Von einem Ohr zum anderen, über den Kieferknochen hinweg zog sich eine Linie aus offenen Geschwüren, aus denen ein übelriechender Eiter floß und unter welchen mit einer Sonde totes Knochengewebe getastet werden konnte. Im Mund waren die Knochen unter den Weichteilen freigelegt, sie erschienen rauh und braunschwarz. Das Zahnfleisch klaffte vom toten Kieferknochen und war weiter zurückgegangen, als es dem natürlichen Stand entspricht. Eine Sonde konnte mühelos an beiden Seiten von vorne und hinter den Knochen bis zu den Sinus im Nacken geführt werden.
(Emsley, Phosphor - ein Element auf Leben und Tod, S.103 Wiley-VCH Verlag GmbH, Weinheim, 2001)

Bisher nicht erwähnt wurde in sämtlichen Medien die akute Giftigkeit des reinen weißen Phosphors, von dem durchschnittlich hundert Milligramm, d.h. ein Zehntel Gramm völlig ausreichen, um einen Menschen umzubringen. Entsprechend zahlreich waren in der Vergangenheit auch tödliche Unfälle mit dem Stoff, wenn das früher frei zugänglichen Mittel z.B. in Pastenform als Rattengift oder in Streichholzköpfen nicht seinem Zweck entsprechend angewendet wurde. Kontaminationen mit Phosphorteilchen müssen daher so schnell wie möglich mit einer Kupfersulfatlösung gespült werden, damit der reine Phosphor nicht durch die Verbrennungswunde in das Blut gelangen kann. Kupfersulfat reagiert mit Phosphor zu ungefährlichen Verbindungen, die sich auswaschen lassen. Entsprechend versucht man beim Verschlucken den Magen zu spülen und zu entleeren.

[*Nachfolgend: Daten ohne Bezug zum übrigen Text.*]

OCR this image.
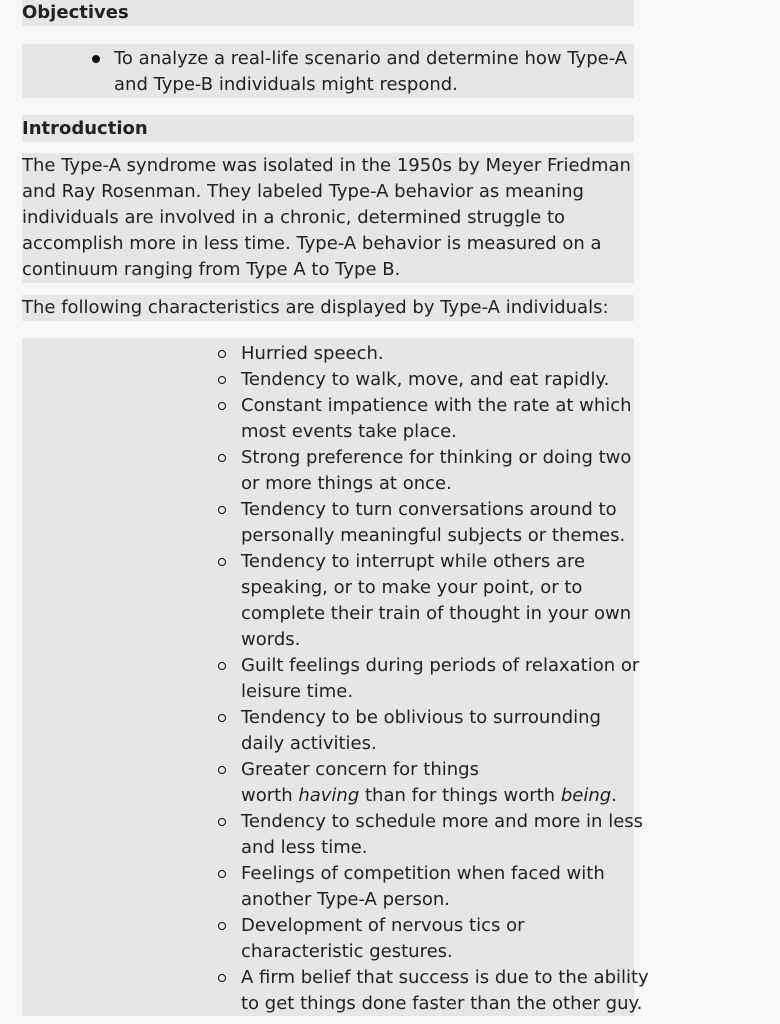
Objectives
To analyze a real-life scenario and determine how Type-A
and Type-B individuals might respond.
Introduction
The Type-A syndrome was isolated in the 1950s by Meyer Friedman
and Ray Rosenman. They labeled Type-A behavior as meaning
individuals are involved in a chronic, determined struggle to
accomplish more in less time. Type-A behavior is measured on a
continuum ranging from Type A to Type B.
The following characteristics are displayed by Type-A individuals:
Hurried speech.
Tendency to walk, move, and eat rapidly.
Constant impatience with the rate at which
most events take place.
Strong preference for thinking or doing two
or more things at once.
Tendency to turn conversations around to
personally meaningful subjects or themes.
Tendency to interrupt while others are
speaking, or to make your point, or to
complete their train of thought in your own
words.
Guilt feelings during periods of relaxation or
leisure time.
Tendency to be oblivious to surrounding
daily activities.
Greater concern for things
worth having than for things worth being.
Tendency to schedule more and more in less
and less time.
Feelings of competition when faced with
another Type-A person.
Development of nervous tics or
characteristic gestures.
A firm belief that success is due to the ability
to get things done faster than the other guy.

Gelangt mit Phosphor verunreinigtes Blut in die Leber, wird diese von dem Element angegriffen und schon nach wenigen Stunden komplett zerstört. Der Betroffene hat dann keine Überlebenschance mehr.

Die Gefährlichkeit des Stoffes erklärt aber auch, warum das Unglück sowohl von Regierung wie Opposition der Ukraine als Politikum ausgeschlachtet wird, während ungeschminkte Information und sofortige Maßnahmen zum Schutz der Umwelt eher angebracht wären:

Präsident Viktor Juschtschenko unterzeichnete laut einer Meldung der dpa ein Dekret mit dem Ziel, die Sicherheit der Bevölkerung zu gewährleisten, die Ursachen des Unglücks untersuchen zu lassen und die Folgen der Katastrophe zu beseitigen. Die von Julia Timoschenko geführte Opposition forderte eine rasche Aufklärung des Unglücks. "Diese Regierung spricht immer über Erfolge und trotzdem gibt es immer wieder Züge, die entgleisen, Munitionslager, die explodieren und eine Wirtschaft die zusammenbricht", sagte Timoschenko in Kiew.